Un bisou suivit mon rangement. Un baiser doux, tout doux, sur sa joue. Ca aurait pu paraître amical, dans d’autres circonstances. Mais ça ne l’était pas. Pas pour moi, en tout cas. Elle attrapa la manche de ma chemise, m’attira un peu vers elle et je me laissai faire, une légère lueur de surprise dans le regard malgré tout. Les paroles qu’elle prononça ensuite firent battre mon cœur à toute vitesse et mon sourire s’attendrit encore, puis que je lui répondis, en murmurant moi aussi :

« Bien sûr que je veux rester avec toi. T’es la seule personne à qui j’ai envie de parler, là, maintenant. » Je pris sa main qui tenait ma manche dans la mienne et caressai doucement ses cheveux de l’autre, puis m’arrêtai lorsqu’elle se leva. Je la suivis du regard et l’écoutai m’annoncer qu’elle m’empruntait ma chambre, répondant simplement d’un hochement de tête et d’un sourire. De mon côté, je m’affalai dans le canapé, me couchant dedans, les bras derrière la tête. Du haut de mon mètre quatre-vingt-dix, mes pieds dépassaient largement, mais j’avais l’habitude alors ce n’était pas vraiment dérangeant.

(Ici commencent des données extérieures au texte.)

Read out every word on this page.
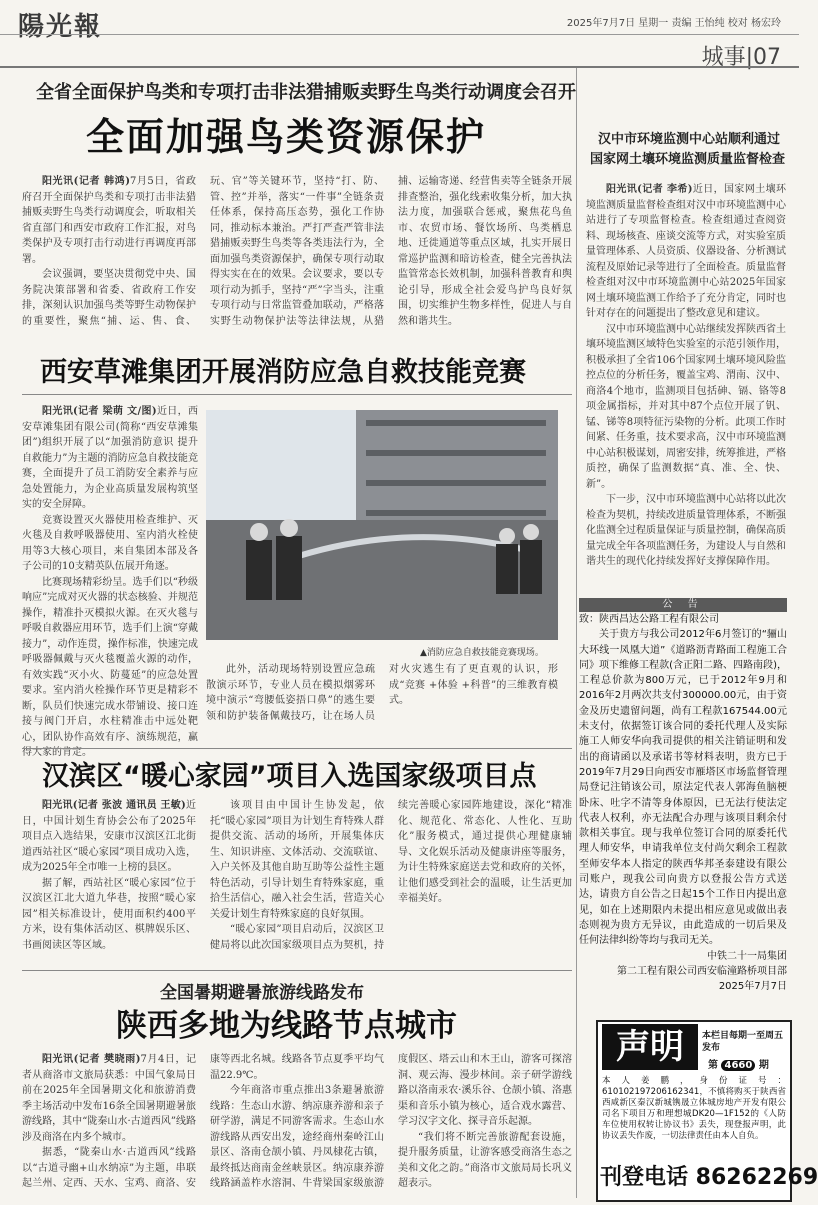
陽光報	2025年7月7日 星期一 责编 王怡纯 校对 杨宏玲
城事|07
全省全面保护鸟类和专项打击非法猎捕贩卖野生鸟类行动调度会召开
全面加强鸟类资源保护

阳光讯(记者 韩鸿)7月5日，省政府召开全面保护鸟类和专项打击非法猎捕贩卖野生鸟类行动调度会，听取相关省直部门和西安市政府工作汇报，对鸟类保护及专项打击行动进行再调度再部署。

会议强调，要坚决贯彻党中央、国务院决策部署和省委、省政府工作安排，深刻认识加强鸟类等野生动物保护的重要性，聚焦“捕、运、售、食、玩、官”等关键环节，坚持“打、防、管、控”并举，落实“一件事”全链条责任体系，保持高压态势，强化工作协同，推动标本兼治。严打严查严管非法猎捕贩卖野生鸟类等各类违法行为，全面加强鸟类资源保护，确保专项行动取得实实在在的效果。会议要求，要以专项行动为抓手，坚持“严”字当头，注重专项行动与日常监管叠加联动，严格落实野生动物保护法等法律法规，从猎捕、运输寄递、经营售卖等全链条开展排查整治，强化线索收集分析，加大执法力度，加强联合惩戒，聚焦花鸟鱼市、农贸市场、餐饮场所、鸟类栖息地、迁徙通道等重点区域，扎实开展日常巡护监测和暗访检查，健全完善执法监管常态长效机制，加强科普教育和舆论引导，形成全社会爱鸟护鸟良好氛围，切实维护生物多样性，促进人与自然和谐共生。

西安草滩集团开展消防应急自救技能竞赛

阳光讯(记者 梁萌 文/图)近日，西安草滩集团有限公司(简称“西安草滩集团”)组织开展了以“加强消防意识 提升自救能力”为主题的消防应急自救技能竞赛，全面提升了员工消防安全素养与应急处置能力，为企业高质量发展构筑坚实的安全屏障。

竞赛设置灭火器使用检查维护、灭火毯及自救呼吸器使用、室内消火栓使用等3大核心项目，来自集团本部及各子公司的10支精英队伍展开角逐。

比赛现场精彩纷呈。选手们以“秒级响应”完成对灭火器的状态核验、并规范操作，精准扑灭模拟火源。在灭火毯与呼吸自救器应用环节，选手们上演“穿戴接力”，动作连贯，操作标准，快速完成呼吸器佩戴与灭火毯覆盖火源的动作，有效实践“灭小火、防蔓延”的应急处置要求。室内消火栓操作环节更是精彩不断，队员们快速完成水带铺设、接口连接与阀门开启，水柱精准击中远处靶心，团队协作高效有序、演练规范，赢得大家的肯定。

▲消防应急自救技能竞赛现场。

此外，活动现场特别设置应急疏散演示环节，专业人员在模拟烟雾环境中演示“弯腰低姿捂口鼻”的逃生要领和防护装备佩戴技巧，让在场人员对火灾逃生有了更直观的认识，形成“竞赛 +体验 +科普”的三维教育模式。

汉滨区“暖心家园”项目入选国家级项目点

阳光讯(记者 张波 通讯员 王敏)近日，中国计划生育协会公布了2025年项目点入选结果，安康市汉滨区江北街道西站社区“暖心家园”项目成功入选，成为2025年全市唯一上榜的县区。

据了解，西站社区“暖心家园”位于汉滨区江北大道九华巷，按照“暖心家园”相关标准设计，使用面积约400平方米，设有集体活动区、棋牌娱乐区、书画阅读区等区域。

该项目由中国计生协发起，依托“暖心家园”项目为计划生育特殊人群提供交流、活动的场所，开展集体庆生、知识讲座、文体活动、交流联谊、入户关怀及其他自助互助等公益性主题特色活动，引导计划生育特殊家庭，重拾生活信心，融入社会生活，营造关心关爱计划生育特殊家庭的良好氛围。

“暖心家园”项目启动后，汉滨区卫健局将以此次国家级项目点为契机，持续完善暖心家园阵地建设，深化“精准化、规范化、常态化、人性化、互助化”服务模式，通过提供心理健康辅导、文化娱乐活动及健康讲座等服务，为计生特殊家庭送去党和政府的关怀，让他们感受到社会的温暖，让生活更加幸福美好。

全国暑期避暑旅游线路发布
陕西多地为线路节点城市

阳光讯(记者 樊晓雨)7月4日，记者从商洛市文旅局获悉：中国气象局日前在2025年全国暑期文化和旅游消费季主场活动中发布16条全国暑期避暑旅游线路，其中“陇秦山水·古道西风”线路涉及商洛在内多个城市。

据悉，“陇秦山水·古道西风”线路以“古道寻幽+山水纳凉”为主题，串联起兰州、定西、天水、宝鸡、商洛、安康等西北名城。线路各节点夏季平均气温22.9℃。

今年商洛市重点推出3条避暑旅游线路：生态山水游、纳凉康养游和亲子研学游，满足不同游客需求。生态山水游线路从西安出发，途经商州秦岭江山景区、洛南仓颉小镇、丹凤棣花古镇，最终抵达商南金丝峡景区。纳凉康养游线路涵盖柞水溶洞、牛背梁国家级旅游度假区、塔云山和木王山，游客可探溶洞、观云海、漫步林间。亲子研学游线路以洛南汞农·溪乐谷、仓颉小镇、洛惠渠和音乐小镇为核心，适合戏水露营、学习汉字文化、探寻音乐起源。

“我们将不断完善旅游配套设施，提升服务质量，让游客感受商洛生态之美和文化之韵。”商洛市文旅局局长巩义超表示。

汉中市环境监测中心站顺利通过
国家网土壤环境监测质量监督检查

阳光讯(记者 李希)近日，国家网土壤环境监测质量监督检查组对汉中市环境监测中心站进行了专项监督检查。检查组通过查阅资料、现场核查、座谈交流等方式，对实验室质量管理体系、人员资质、仪器设备、分析测试流程及原始记录等进行了全面检查。质量监督检查组对汉中市环境监测中心站2025年国家网土壤环境监测工作给予了充分肯定，同时也针对存在的问题提出了整改意见和建议。

汉中市环境监测中心站继续发挥陕西省土壤环境监测区域特色实验室的示范引领作用，积极承担了全省106个国家网土壤环境风险监控点位的分析任务，覆盖宝鸡、渭南、汉中、商洛4个地市，监测项目包括砷、镉、铬等8项金属指标，并对其中87个点位开展了钒、锰、锑等8项特征污染物的分析。此项工作时间紧、任务重，技术要求高，汉中市环境监测中心站积极谋划，周密安排，统筹推进，严格质控，确保了监测数据“真、准、全、快、新”。

下一步，汉中市环境监测中心站将以此次检查为契机，持续改进质量管理体系，不断强化监测全过程质量保证与质量控制，确保高质量完成全年各项监测任务，为建设人与自然和谐共生的现代化持续发挥好支撑保障作用。

公 告

致：陕西昌达公路工程有限公司

关于贵方与我公司2012年6月签订的“骊山大环线一凤凰大道”《道路沥青路面工程施工合同》项下维修工程款(含正阳二路、四路南段)，工程总价款为800万元，已于2012年9月和2016年2月两次共支付300000.00元，由于资金及历史遗留问题，尚有工程款167544.00元未支付，依据签订该合同的委托代理人及实际施工人师安华向我司提供的相关注销证明和发出的商请函以及承诺书等材料表明，贵方已于2019年7月29日向西安市雁塔区市场监督管理局登记注销该公司，原法定代表人郭海鱼脑梗卧床、吐字不清等身体原因，已无法行使法定代表人权利，亦无法配合办理与该项目剩余付款相关事宜。现与我单位签订合同的原委托代理人师安华，申请我单位支付尚欠剩余工程款至师安华本人指定的陕西华邦圣泰建设有限公司账户，现我公司向贵方以登报公告方式送达，请贵方自公告之日起15个工作日内提出意见，如在上述期限内未提出相应意见或做出表态则视为贵方无异议，由此造成的一切后果及任何法律纠纷等均与我司无关。

中铁二十一局集团

第二工程有限公司西安临潼路桥项目部

2025年7月7日

声明	本栏目每期一至周五发布
第 4660 期
本人姜鹏，身份证号：610102197206162341，不慎将购买于陕西省西咸新区秦汉新城镌晟立体城房地产开发有限公司名下项目万和理想城DK20—1F152的《人防车位使用权转让协议书》丢失，现登报声明，此协议丢失作废，一切法律责任由本人自负。
刊登电话 86262269
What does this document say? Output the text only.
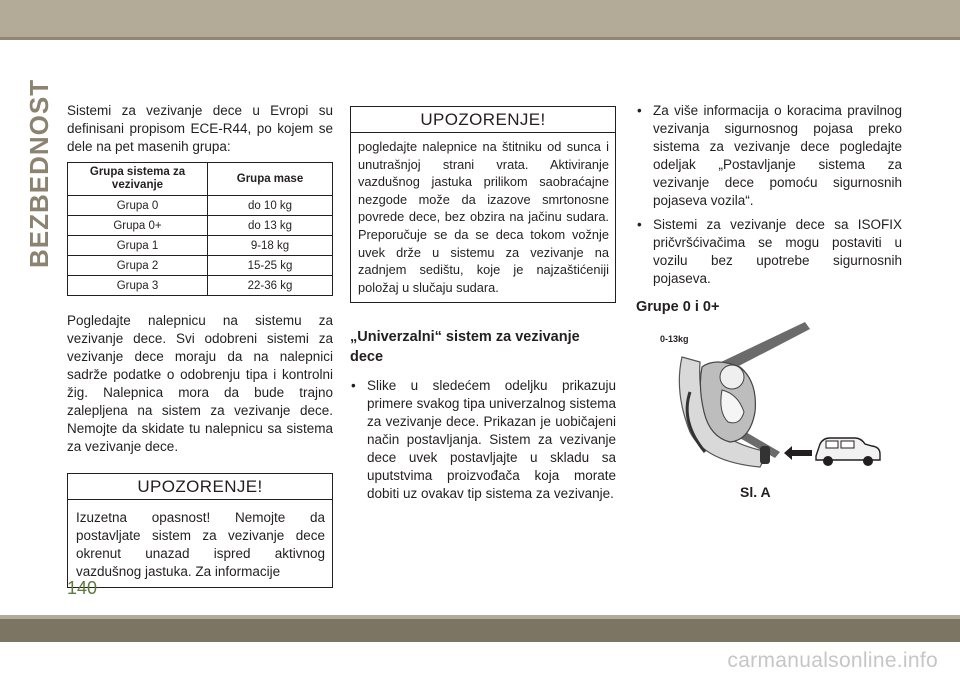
BEZBEDNOST Sistemi za vezivanje dece u Evropi su definisani propisom ECE-R44, po kojem se dele na pet masenih grupa:

Grupa sistema za vezivanje	Grupa mase
Grupa 0	do 10 kg
Grupa 0+	do 13 kg
Grupa 1	9-18 kg
Grupa 2	15-25 kg
Grupa 3	22-36 kg

Pogledajte nalepnicu na sistemu za vezivanje dece. Svi odobreni sistemi za vezivanje dece moraju da na nalepnici sadrže podatke o odobrenju tipa i kontrolni žig. Nalepnica mora da bude trajno zalepljena na sistem za vezivanje dece. Nemojte da skidate tu nalepnicu sa sistema za vezivanje dece.

UPOZORENJE!
Izuzetna opasnost! Nemojte da postavljate sistem za vezivanje dece okrenut unazad ispred aktivnog vazdušnog jastuka. Za informacije
UPOZORENJE!
pogledajte nalepnice na štitniku od sunca i unutrašnjoj strani vrata. Aktiviranje vazdušnog jastuka prilikom saobraćajne nezgode može da izazove smrtonosne povrede dece, bez obzira na jačinu sudara. Preporučuje se da se deca tokom vožnje uvek drže u sistemu za vezivanje na zadnjem sedištu, koje je najzaštićeniji položaj u slučaju sudara.
„Univerzalni“ sistem za vezivanje dece
• Slike u sledećem odeljku prikazuju primere svakog tipa univerzalnog sistema za vezivanje dece. Prikazan je uobičajeni način postavljanja. Sistem za vezivanje dece uvek postavljajte u skladu sa uputstvima proizvođača koja morate dobiti uz ovakav tip sistema za vezivanje.
• Za više informacija o koracima pravilnog vezivanja sigurnosnog pojasa preko sistema za vezivanje dece pogledajte odeljak „Postavljanje sistema za vezivanje dece pomoću sigurnosnih pojaseva vozila“.
• Sistemi za vezivanje dece sa ISOFIX pričvršćivačima se mogu postaviti u vozilu bez upotrebe sigurnosnih pojaseva.
Grupe 0 i 0+
0-13kg
Sl. A
140
carmanualsonline.info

Je fixai le plafond, le regard brillant, le sourire toujours présent, profitant simplement de l’instant présent. J’aurais voulu qu’il ne s’arrête jamais. Sauf qu’il se faisait vraiment tard et qu’Ariane avait l’air crevée, alors j’allais devoir la laisser se reposer. Sans que je m’en aperçoive, mes paupières se fermèrent, lentement, avant de se rouvrir d’un seul coup lorsque j’entendis la porte s’ouvrir. Je me redressai dans le canapé, tournant la tête vers Ariane, la détaillant brièvement. Woh. Elle était canon en pyjama. Euh … oui, bon. Alors que j’essayais de chasser ces idées de ma tête, je sentis ses lèvres au coin des miennes, à peine une fraction de seconde, et ça ne m’aidait vraiment pas du tout à me reprendre. Elle me faisait tourner la tête, Ariane. Encore une phrase cliché, je sais. Mais j’aimais bien ce cliché-là. Je suivis ses moindres gestes lorsqu’elle rangea ses affaires dans sa valise, le regard tendre, doux. Lorsqu’elle me remercia de la laisser dormir dans mon lit, je souris et lui lançai d’un air espiègle :

« Oh, mais tous les hommes rêveraient de trouver une fille comme toi dans leur lit, tu sais. » Je ris doucement, avant de redevenir un peu plus sérieux et de me lever. « Non, plus sérieusement, c’est avec plaisir, et tu reviens quand tu veux. Ma chambre sera à toi dans deux minutes, juste le temps de prendre quelques affaires. »

Nouveau sourire – je n’arrêtais pas, vous l’aurez compris – et je m’éclipsai dans ma chambre pour y prendre un pantalon de jogging en tissu rouge ainsi qu’un t-shirt gris un peu ajusté, que j’enfilai en un tour de main, avant d’agripper une couette dans une armoire, que je mis dans une housse à grands carreaux bleus, gris et blancs. Je pris aussi un coussin que je fourrai dans une housse comportant le même motif que l’autre, comme ça j’aurais la classe dans mon canapé. La moitié de mon lit dans les bras, je rejoignis Ariane dans le salon, installai tout ça sur le canapé et lançai :

« Ca, c’est fait ! » Je me tournai vers la brune, la regardai pendant quelques secondes, puis m’avançai vers elle et pris sa tête entre mes mains, tout doucement, mes pouces sur ses joues. J’approchai mes lèvres de son front et y déposai un baiser, avant de lui murmurer : « Bonne nuit, mademoiselle Blackmore. A demain. »

Je la lâchai juste après, avant de m’enrouler dans ma couette, puis de m’affaler une nouvelle fois dans le canapé, un sourire joueur aux lèvres, le regard rivé sur elle. J’étais éveillé, mais déjà en plein dans un rêve.